Personne ne peut se faire roi, mais le peuple a le choix de choisir comme roi qui il lui plaît; mais après qu’il a été consacré roi, il a alors la domination sur le peuple, et ils ne peuvent pas secouer son joug de leur cou.

En plus d’avoir un rôle dans « l’élection » des rois anglais, il est souvent admis que les witenagemots avaient le pouvoir de déposer un roi impopulaire. Cependant, il n’y a que deux occasions où cela s’est probablement produit, en 757 et 774 avec les dépositions des rois Sigeberht de Wessex et Alhred de Northumbrie respectivement.

Les pouvoirs du witan sont illustrés par l’événement suivant. En l’an 1013, le roi Æthelred II (alias Æthelred le Non Prêt) a fui le pays de Sweyn Forkbeard, qui a ensuite fait proclamer le witan roi. En quelques semaines, cependant, Sweyn meurt et Æthelred est rappelé en Angleterre par les witan.
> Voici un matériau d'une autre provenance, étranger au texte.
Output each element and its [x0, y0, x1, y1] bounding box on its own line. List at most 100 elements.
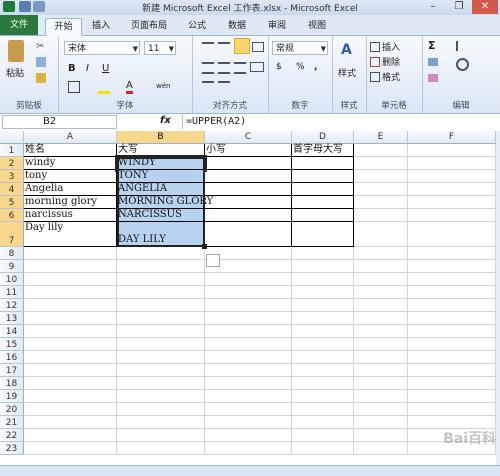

Selon la Chronique anglo-saxonne, le witan ne le recevrait qu’à la condition qu’il promette de régner mieux qu’il ne l’avait fait. Æthelred le fit et fut rétabli comme roi d’Angleterre. Son surnom de « Unræd » ou « Non prêt » signifie mal avisé, ce qui indique que les contemporains considéraient ceux qui siégeaient dans le witan comme responsables de l’échec de son règne.

Bien qu’en général les witan aient été reconnus comme les plus proches conseillers et décideurs du roi, divers witan ont également exercé d’autres fonctions; il y a des mentions de þeodwitan, de « witan du peuple », d’Angolcynnes witan, de « witan d’Angleterre », et un anglo-saxon et archevêque d’York, Wulfstan II, a écrit qu' »il incombe aux évêques, que le vénérable witan voyage toujours avec eux, et habite avec eux, au moins du sacerdoce; et qu’ils puissent les consulter… et qui peuvent être leurs conseillers à chaque fois. »

Même invoqués explicitement par les rois, les witenagemots ne représentaient pas la volonté politique de toute l’Angleterre: avant l’unification de l’Angleterre au 10ème siècle, des witenagemots séparés étaient convoqués par les rois d’Essex, de Kent, de Mercie, de Northumbrie, de Sussex et de Wessex. En effet, même après que le Wessex soit devenu la puissance dominante en Angleterre, supplantant les autres royaumes, les witan locaux ont continué à se rencontrer jusqu’en 1067. Dans son ouvrage sur Alfred le Grand, l’historien David Sturdy soutient que le witan n’incarnait pas les notions modernes d' »institution nationale » ou d’organe « démocratique »:

Les notions victoriennes d’un « witan » national sont des rêves fous sans fondement, des mythes d’un « parlement démocratique » qui n’a jamais été.